Kallstroemia is a genus of flowering plants in the caltrop family, Zygophyllaceae. The approximately 20 species it contains are native to tropical and warm temperate regions of the Americas. The flower and fruit morphology is similar to Tribulus. The convex fruits separate into about 10 nutlets each with one seed. The genus is named after A. Kallstroem who lived in the 18th century.

==Species==
There are 20 species assigned to this genus:

- Kallstroemia adscendens (Andersson) B.L.Rob.

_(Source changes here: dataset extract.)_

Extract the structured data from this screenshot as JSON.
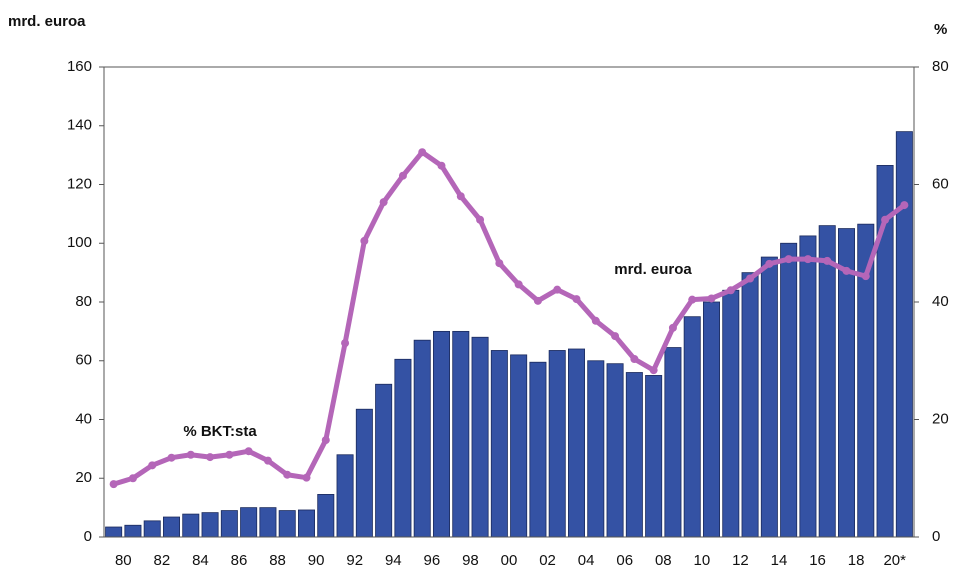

- Kallstroemia boliviana Standl.
- Kallstroemia californica (S.Watson) Vail - California caltrop
- Kallstroemia curta Rydb.
- Kallstroemia grandiflora Torr. ex A.Gray - Arizona poppy
- Kallstroemia hageri Rebman
- Kallstroemia hintonii D.M.Porter
- Kallstroemia hirsutissima Vail ex Small - Hairy caltrop
- Kallstroemia incana Rydb.
- Kallstroemia maxima (L.) Hook. & Arn. - Big caltrop
- Kallstroemia parviflora Norton - Warty caltrop
- Kallstroemia peninsularis D.M.Porter
- Kallstroemia pennellii D.M.Porter
- Kallstroemia perennans B.L.Turner - Perennial caltrop
- Kallstroemia porteri B.L.Turner
- Kallstroemia pubescens (G.Don) Dandy - Caribbean caltrop
- Kallstroemia rosei Rydb.
- Kallstroemia standleyi D.M.Porter
- Kallstroemia tribuloides (Mart.) Steud.